A multidimensional quantum-type integral I can compute the following integral in a few lines via Schwinger parametrization, but the form of the integral is so simple, and so reminiscent of the result that multiplying a 1D function by powers of $x$ modifies the Fourier transform by differentiation/integration, that I feel there's a neat way of doing it that I've missed, having thought about it for a little bit. Am I right?
$$\int \mathrm d^3 \mathbf p' \frac 1 {(\mathbf p - \mathbf p')^2} \frac 1 {(\mathbf p'^2+\alpha^2)^2} = \frac {\pi^2} {\alpha(\mathbf p^2+\alpha^2)}$$
To be clear, what I want is a simple argument that tells me why the form is so simple (including a reason for the recurrence of the $\mathbf p^2+\alpha^2$ term), or a decent reason to believe this is just a fluke.

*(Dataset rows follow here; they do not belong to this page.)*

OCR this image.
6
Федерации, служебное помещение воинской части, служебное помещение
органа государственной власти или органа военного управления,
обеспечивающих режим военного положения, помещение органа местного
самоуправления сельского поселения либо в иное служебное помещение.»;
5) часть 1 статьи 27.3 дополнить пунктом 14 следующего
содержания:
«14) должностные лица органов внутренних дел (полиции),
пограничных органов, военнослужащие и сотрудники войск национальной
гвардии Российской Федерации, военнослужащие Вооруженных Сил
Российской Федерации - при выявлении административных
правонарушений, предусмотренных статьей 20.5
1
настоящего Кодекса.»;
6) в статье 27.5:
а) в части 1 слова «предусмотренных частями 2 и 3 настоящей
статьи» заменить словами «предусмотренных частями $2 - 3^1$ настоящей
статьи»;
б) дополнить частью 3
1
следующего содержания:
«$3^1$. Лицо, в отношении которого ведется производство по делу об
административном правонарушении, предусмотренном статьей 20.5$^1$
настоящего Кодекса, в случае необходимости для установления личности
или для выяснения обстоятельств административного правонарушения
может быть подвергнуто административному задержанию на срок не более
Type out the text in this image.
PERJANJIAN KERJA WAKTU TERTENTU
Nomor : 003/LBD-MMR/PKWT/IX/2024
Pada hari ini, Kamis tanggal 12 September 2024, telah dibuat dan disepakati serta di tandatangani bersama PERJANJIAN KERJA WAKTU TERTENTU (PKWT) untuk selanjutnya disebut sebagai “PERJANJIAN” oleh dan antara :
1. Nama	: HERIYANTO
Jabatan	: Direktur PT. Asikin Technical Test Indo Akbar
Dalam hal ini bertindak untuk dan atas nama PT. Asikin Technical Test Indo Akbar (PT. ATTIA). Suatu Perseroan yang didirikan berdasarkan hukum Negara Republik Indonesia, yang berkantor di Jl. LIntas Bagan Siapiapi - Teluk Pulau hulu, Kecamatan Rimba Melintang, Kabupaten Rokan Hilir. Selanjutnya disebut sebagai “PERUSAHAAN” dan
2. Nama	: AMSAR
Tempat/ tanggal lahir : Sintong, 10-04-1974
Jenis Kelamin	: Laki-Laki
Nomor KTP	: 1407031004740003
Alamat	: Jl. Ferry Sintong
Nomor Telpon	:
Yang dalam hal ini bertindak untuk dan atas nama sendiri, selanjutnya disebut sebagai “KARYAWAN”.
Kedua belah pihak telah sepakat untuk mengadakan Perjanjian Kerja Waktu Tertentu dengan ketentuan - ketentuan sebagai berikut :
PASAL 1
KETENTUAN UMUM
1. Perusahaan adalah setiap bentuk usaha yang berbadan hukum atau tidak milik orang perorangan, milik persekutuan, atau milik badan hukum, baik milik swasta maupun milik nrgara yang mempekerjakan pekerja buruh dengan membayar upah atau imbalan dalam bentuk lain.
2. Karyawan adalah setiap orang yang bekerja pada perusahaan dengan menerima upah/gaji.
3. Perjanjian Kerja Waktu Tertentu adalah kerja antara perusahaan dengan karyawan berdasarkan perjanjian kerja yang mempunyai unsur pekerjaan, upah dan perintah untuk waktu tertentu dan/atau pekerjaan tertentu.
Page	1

 A: Not sure this helps, but my first reaction to this is to integrate in spherical coordinates:
$$\int_{\mathbb{R}} \mathrm d^3 \mathbf p' \frac 1 {(\mathbf p - \mathbf p')^2} \frac 1 {(\mathbf p'^2+\alpha^2)^2} = 2 \pi \int_0^{\infty} dp \, \frac{p'^2}{(p'^2+\alpha^2)^2} \, \int_0^{\pi} d\theta \frac{\sin{\theta}}{p'^2+p^2-2 p p' \cos{\theta}}$$
The integral over $\theta$ is relatively simple through e.g., subbing $u=\cos{\theta}$:
$$\int_0^{\pi} d\theta \frac{\sin{\theta}}{p'^2+p^2-2 p p' \cos{\theta}} = \frac{1}{2 p p'} \log{\left [\left (\frac{p'+p}{p'-p} \right )^2\right ]}$$
Then the integral is now a single integral equal to
$$\frac{\pi}{p} \int_0^{\infty} dp \, \frac{p'}{(p'^2+\alpha^2)^2} \log{\left [\left (\frac{p'+p}{p'-p} \right )^2\right ]}$$
The integrand has a logarithmic singularity at $p'=p$; while this is integrable, it will cause a little grief upon integration by parts, as it will reveal an integral that inherently does not converge:
$$2 \pi \int_0^{\infty} dp \, \frac{1}{p'^2+\alpha^2} \frac{1}{p^2-p'^2}$$
I will continue along, however, assuming that we are interested in the Cauchy principal value.  Setting $p'=\alpha \tan{\phi}$, the integral becomes
$$\frac{2 \pi}{\alpha} \int_0^{\pi/2} \frac{d\phi}{p^2-\alpha^2 \tan^2{\phi}} $$
Use symmetry to express this integral in terms of a contour integral in the complex plane upon subbing $z=e^{i \phi}$:
$$\frac{-i \pi}{2 \alpha} \oint_{|z|=1} \frac{dz}{z} \frac{(z^2+1)^2}{(p^2+\alpha^2) z^4+2 (p^2-\alpha^2) z^2 + (p^2+\alpha^2)}$$
The poles of the integrand are at $z=0$ and $z=\pm(p\pm i \alpha)/\sqrt{p^2+\alpha^2}$.  The latter poles are on the unit circle, as expected, but because we are interested in the Cauchy PV, we may deform the circle so as to avoid these poles; the contributions from the deformations do not contribute to the contour integral.  Thus we are left with the pole at $z=0$; the contour integral is $i 2 \pi$ times the residue of the integrand at $z=0$, or
$$i 2 \pi \frac{-i \pi}{2 \alpha} \frac{1}{p^2+\alpha^2} = \frac{\pi^2}{\alpha (p^2+\alpha^2)}$$
as was asserted.